During his four years in the San Francisco Bay area, my father came into contact with other progressive Black faith leaders including the Rev. Howard Thurman, who founded the first interracial church of worship in the country, the Church for the Fellowship of All Peoples, in San Francisco. Socially and politically progressive, Thurman’s theology enhanced the progressive theological foundation of my father’s teachers and mentors at New York’s Union Theological Seminary.
Rev. Thurman’s progressive theology would become a cornerstone for both my father and a young Atlanta minister, the Reverend Martin Luther King Jr.
In 1949, my father’s ministerial assignments subsequently brought him to Southern California, where he would become one of the icons of social ministry and justice—first at, Scott United Methodist Church in Pasadena, a renowned Black Methodist church (1949-54), then at Hamilton Methodist Church, one of Los Angeles’ historic Black churches (1954-64).
The dawn of the civil rights movement which began with the landmark 1954 U.S. Supreme Court decision, Brown v. the Board of Education of Topek. Eliminating the “separate but equal” educational standard, it inspired my father’s belief in the tenet espoused by the young minister, Martin Luther King Jr. s that “The moral arc of the universe is long but bends towards Justice.”—which was actually a paraphrase of a portion of a sermon delivered in 1853 by Theodore Parker, an abolitionist minister.
April 5, 1956 Los Angeles Black newspaper, The Herald Dispatch, with iconic bold early civil rights movement headline indicating that “LA Blacks to Walk” with assistance of the young Rosa Parks, only four months removed from her arrest on a bus in Montgomery, Ala.

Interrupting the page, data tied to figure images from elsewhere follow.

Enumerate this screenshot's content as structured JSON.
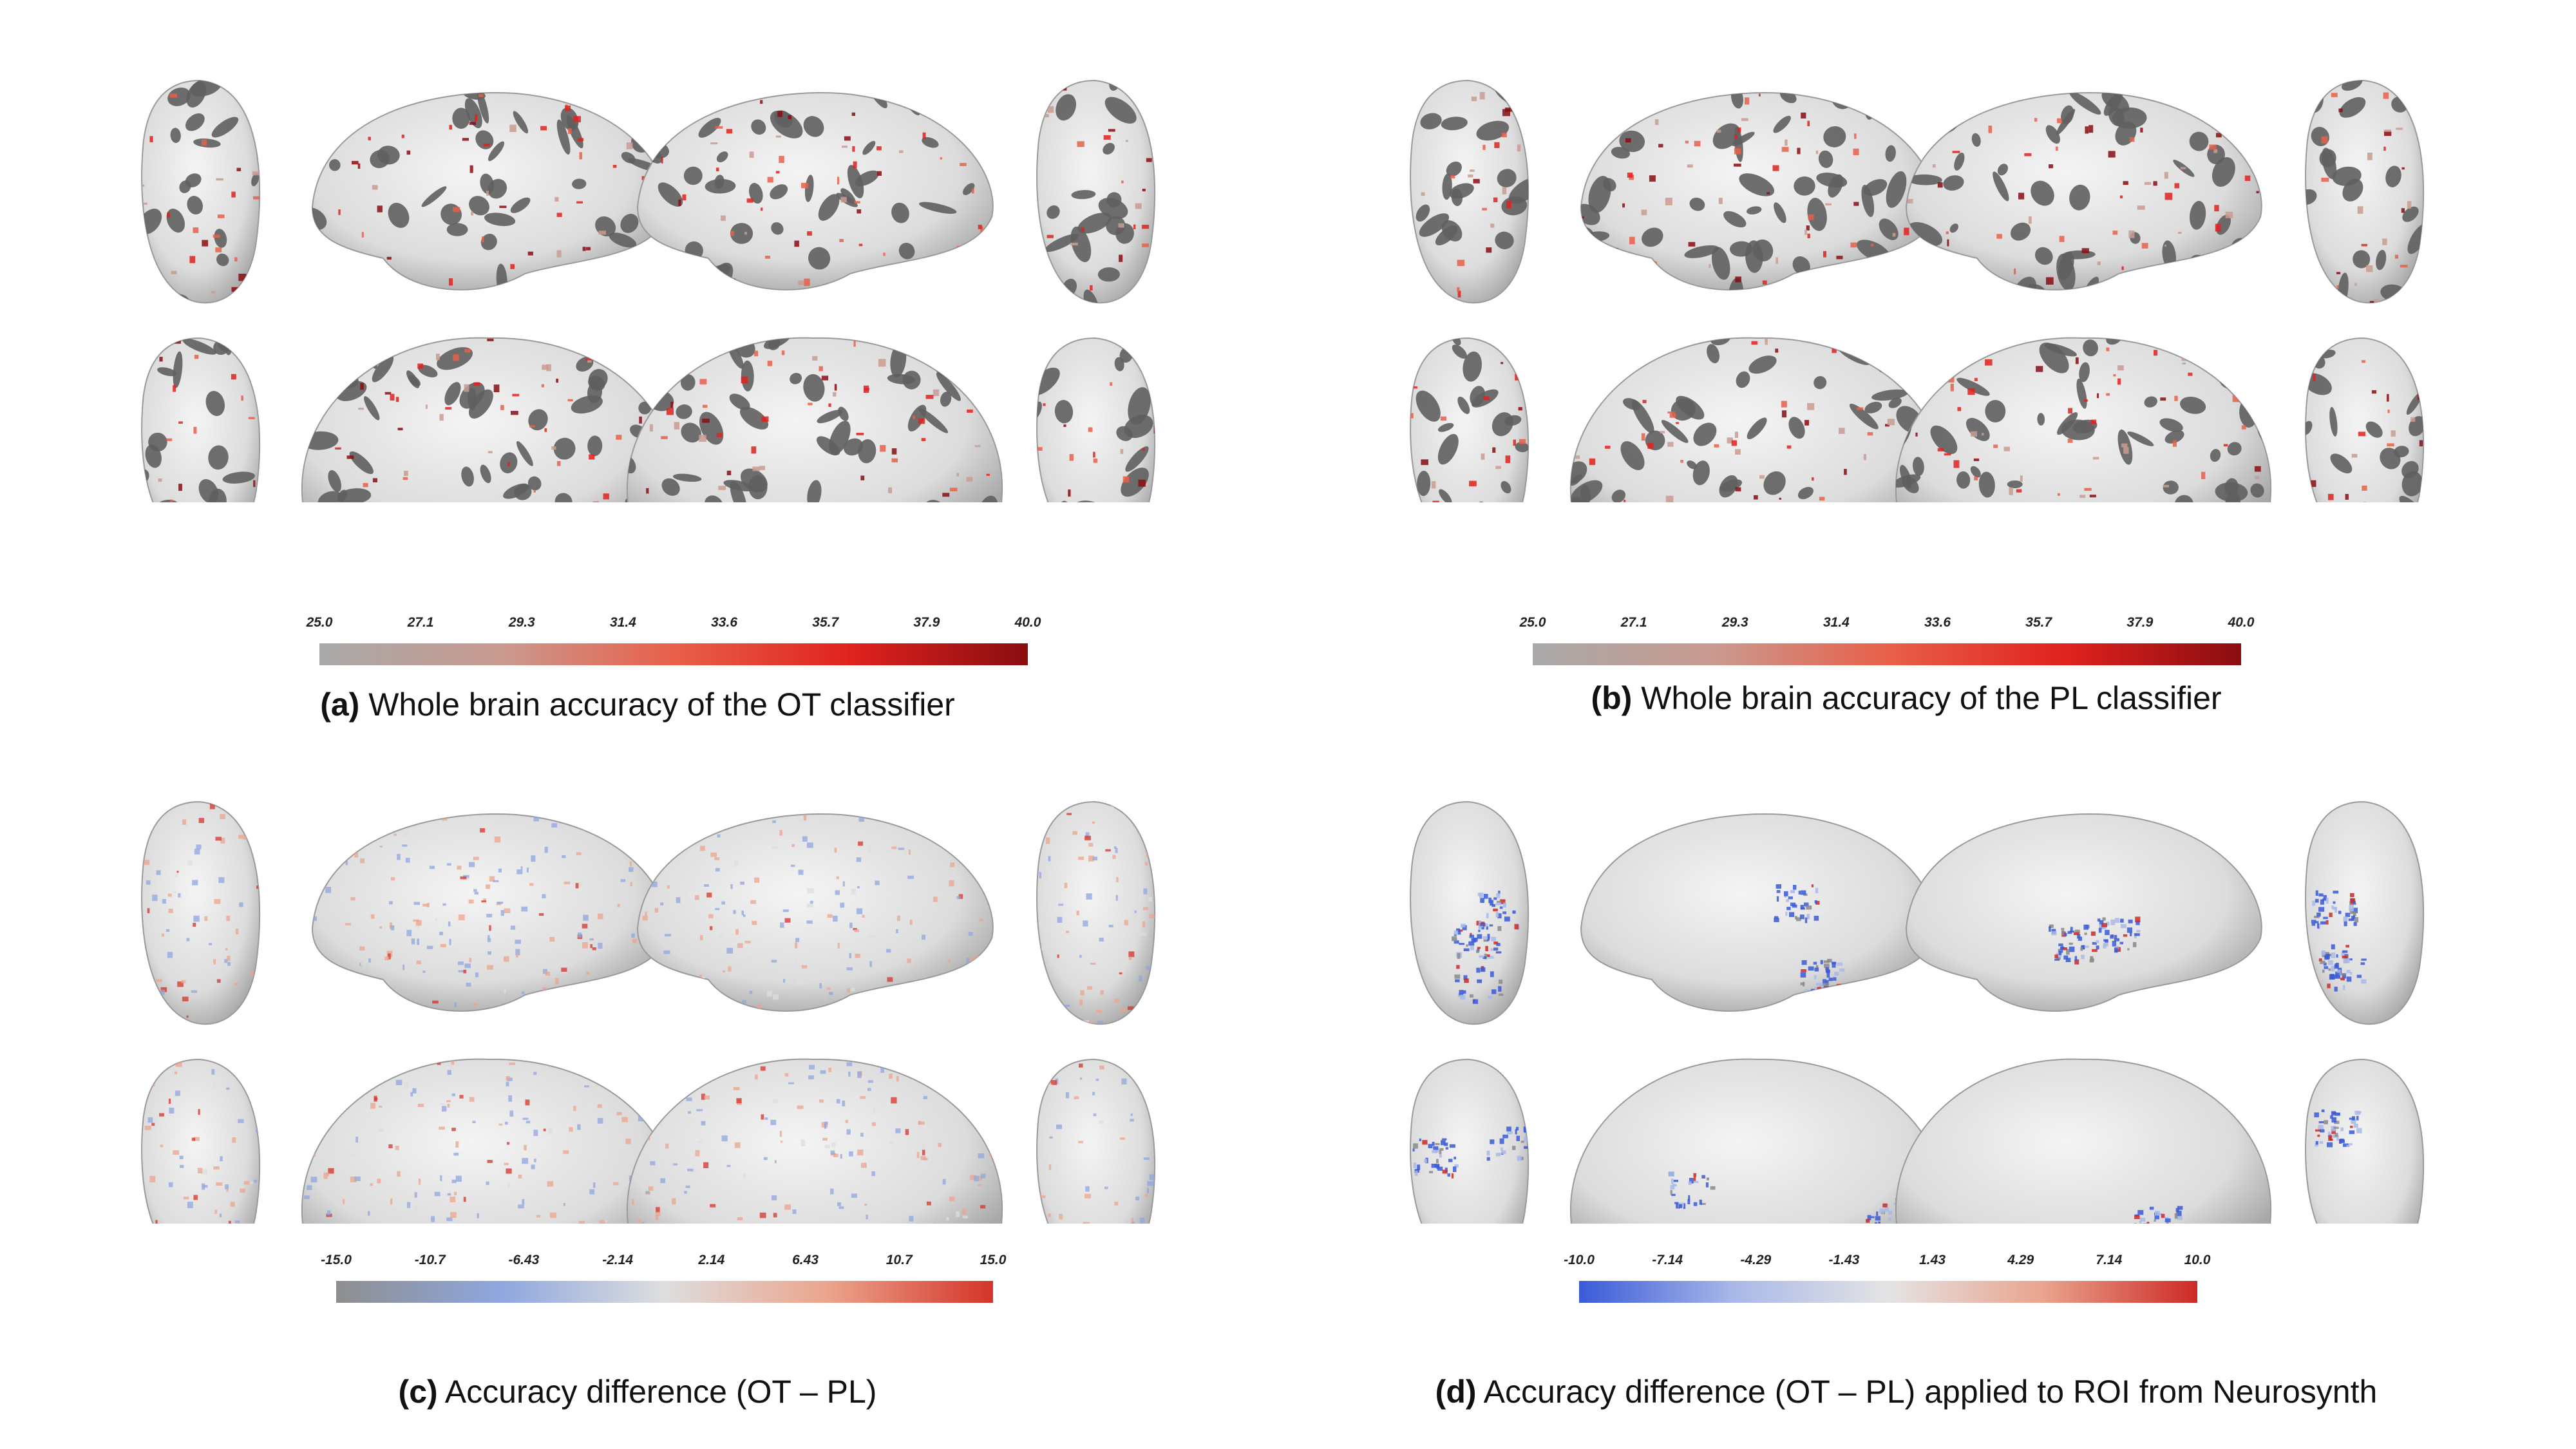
{
  "figure": {
    "panels": [
      {
        "id": "a",
        "label": "(a)",
        "caption": "Whole brain accuracy of the OT classifier",
        "surface": "inflated-curvature",
        "colormap": {
          "name": "gray-red",
          "stops": [
            "#a9a9a9",
            "#c99b91",
            "#e8604a",
            "#e0221e",
            "#8a0d10"
          ]
        },
        "colorbar_ticks": [
          "25.0",
          "27.1",
          "29.3",
          "31.4",
          "33.6",
          "35.7",
          "37.9",
          "40.0"
        ]
      },
      {
        "id": "b",
        "label": "(b)",
        "caption": "Whole brain accuracy of the PL classifier",
        "surface": "inflated-curvature",
        "colormap": {
          "name": "gray-red",
          "stops": [
            "#a9a9a9",
            "#c99b91",
            "#e8604a",
            "#e0221e",
            "#8a0d10"
          ]
        },
        "colorbar_ticks": [
          "25.0",
          "27.1",
          "29.3",
          "31.4",
          "33.6",
          "35.7",
          "37.9",
          "40.0"
        ]
      },
      {
        "id": "c",
        "label": "(c)",
        "caption": "Accuracy difference (OT – PL)",
        "surface": "inflated-smooth",
        "colormap": {
          "name": "gray-blue-red",
          "stops": [
            "#8e8e8e",
            "#8fa7df",
            "#dedede",
            "#eba48c",
            "#d43429"
          ]
        },
        "colorbar_ticks": [
          "-15.0",
          "-10.7",
          "-6.43",
          "-2.14",
          "2.14",
          "6.43",
          "10.7",
          "15.0"
        ]
      },
      {
        "id": "d",
        "label": "(d)",
        "caption": "Accuracy difference (OT – PL) applied to ROI from Neurosynth",
        "surface": "inflated-smooth-roi",
        "colormap": {
          "name": "blue-white-red",
          "stops": [
            "#3a5ad8",
            "#a9b8e8",
            "#e4e4e4",
            "#e9a48e",
            "#cd2a26"
          ]
        },
        "colorbar_ticks": [
          "-10.0",
          "-7.14",
          "-4.29",
          "-1.43",
          "1.43",
          "4.29",
          "7.14",
          "10.0"
        ]
      }
    ]
  }
}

Between 1954 and 1964, in Los Angeles 1954-64 my father became one of the iconic faith and social justice leaders at the dawn of the civil Rights movement. With the financial costs and needs of the movement exploding by 1960 with bombings, Southern resistance arrests, and escalating court costs, King created a Los Angeles fundraising arm for his Southern Christian Leadership Conference named the Western Christian Leadership Conference.
As the conference’s founding treasurer, the Rev. John Doggett Jr. was responsible for key fundraising that targeted Hollywood-based entertainers and the larger Los Angeles progressive community. He supervised fundraising for the “Freedom Riders;”, hosted the Eleanor Roosevelt in a legendary Community Groups for Kennedy Town Hall Forum in September 1960;, chaired Los Angeles’ first “Freedom Rally” in April 1961; and was a key force behind the second such rally, a historic event held at L.A.’s Sports Arena. These two rallies were the first two progressive political events to occur in Los Angeles after the 1960 Democratic National Convention that nominated John F Kennedy for president. For Los Angeles, this Sports Arena “Freedom Rally” was its very own precursor to the 1963 March on Washington For Jobs and Freedom.
In 1964, my father accepted a new ministerial assignment at Union Memorial Methodist Church, a historic Black Methodist Church in St. Louis, Mo.. From then through the 1990s, my father delivered a seasoned social justice ministry and leadership that gained him a reputation i as St Louis’ Medgar Evers.
He was engaged in every aspect of St. Louis’ civic and pastoral leadership. He was one of the first Black ministers engaged in police-Black community forums between1965 and 1975. His social justice and civil rights leadership reached a high point between 1970 and1985, when he became the first Black superintendent of the St. Louis Methodist Church District; was elected president of the St Louis NAACP chapter and, as president, led the Central Medical Center, a restored North St. Louis hospital.
The Road Taken……
From these roots of impoverished beginnings in North Philadelphia to civil rights legacy in St. Louis, I honor the life and legacy of my father, the Rev. John Nelson Doggett Jr. during the centennial year of his birth.